HMIP Reports on HMP Erlestoke

The prison was given an inspection in August 2021 following the troubling inspection a year earlier.  In their latest report the inspectors said:

“HMP Erlestoke is a category C training and resettlement prison near Devizes in Wiltshire. Holding just over 440 adult men the prison fulfils an important function with most prisoners serving long sentences of over four years and nearly two[1]thirds assessed as high or very high risk of harm to others. About a third of the population were serving indeterminate sentences – including 80 prisoners serving life – and the prison also held young adults. Part of the establishment’s remit was to provide a national resource for offending behaviour programmes.

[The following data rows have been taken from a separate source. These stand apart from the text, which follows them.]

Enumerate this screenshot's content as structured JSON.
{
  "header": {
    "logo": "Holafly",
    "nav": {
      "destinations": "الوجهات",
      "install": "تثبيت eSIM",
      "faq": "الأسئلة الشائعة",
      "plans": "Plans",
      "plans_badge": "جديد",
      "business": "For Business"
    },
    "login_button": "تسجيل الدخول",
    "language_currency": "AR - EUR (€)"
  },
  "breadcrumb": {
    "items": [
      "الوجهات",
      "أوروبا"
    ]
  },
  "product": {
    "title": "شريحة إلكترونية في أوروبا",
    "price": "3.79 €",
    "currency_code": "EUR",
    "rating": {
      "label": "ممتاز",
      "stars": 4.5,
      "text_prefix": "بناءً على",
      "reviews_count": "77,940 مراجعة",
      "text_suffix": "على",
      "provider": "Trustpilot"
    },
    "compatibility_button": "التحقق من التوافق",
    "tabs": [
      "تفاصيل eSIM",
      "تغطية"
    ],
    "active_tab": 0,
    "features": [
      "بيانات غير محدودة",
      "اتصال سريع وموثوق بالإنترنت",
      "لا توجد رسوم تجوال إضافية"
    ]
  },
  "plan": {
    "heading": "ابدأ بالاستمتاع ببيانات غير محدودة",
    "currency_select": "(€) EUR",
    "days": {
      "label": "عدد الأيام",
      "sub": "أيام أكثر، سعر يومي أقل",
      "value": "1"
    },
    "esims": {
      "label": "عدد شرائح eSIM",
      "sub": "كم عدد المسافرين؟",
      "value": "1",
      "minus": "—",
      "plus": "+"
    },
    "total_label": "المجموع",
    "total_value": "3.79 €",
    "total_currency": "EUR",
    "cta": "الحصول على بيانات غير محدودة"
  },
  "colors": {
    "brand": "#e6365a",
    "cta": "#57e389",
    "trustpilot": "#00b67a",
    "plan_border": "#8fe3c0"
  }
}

The prison itself was a campus-style establishment with different accommodation types set in the grounds of a former country house. The prison held a challenging but generally stable population but had many advantages, not least its clarity of purpose and a group of prisoners who knew they would need to engage fully with their sentence objectives and the regime of the prison if they were to progress. In this context, our findings at Erlestoke were disappointing. When we last inspected in 2017, we assessed outcomes for prisoners as not sufficiently good against our healthy prison tests of safety, purposeful activity and rehabilitation and release planning. Only in the healthy prison area of respect were outcomes reasonably good. Similarly, our findings from a scrutiny visit to the prison a year ago, at the height of the pandemic, were so concerning that my predecessor raised his concerns directly with the Secretary of State. A deterioration in safety, poor living conditions and a lack of purposeful relationships between staff and prisoners were among the serious issues identified. At this inspection we found little improvement, and respect had deteriorated to the extent that it too was now not sufficiently good.

The prison had undoubtedly been impacted by COVID-19 outbreaks in addition to the general restrictions imposed by the pandemic, but it was clear that prisoners were becoming increasingly frustrated at what they perceived to be a growing divergence between their experience and the general easing of restrictions in the community. Some restrictions in the prison were applied inconsistently and the prison leadership needed to be more ambitious about the pace for opening up the regime safely – which might have overcome the sense of aimlessness that we observed. This frustration among prisoners was linked to some concerning outcomes, for example increasing violence and high levels of self-harm. Basic standards were not upheld and opportunities were missed. Examples included: limited reception and induction arrangements and a lack of motivational and rehabilitative culture; both were opportunities that could have been used to encourage and connect constructively with longer-term prisoners. Leaders were not visible, oversight arrangements lacked rigour and priorities were not communicated. Forums for the oversight of operational practice were often poorly attended and the leaders did not use data effectively to inform decision making. In a survey we undertook, staff (many of whom were inexperienced) told us that their well-being was not supported, and that morale was low. A clear agenda aimed at practical steps to build confidence and competence among staff, as well as some supervisors, was needed.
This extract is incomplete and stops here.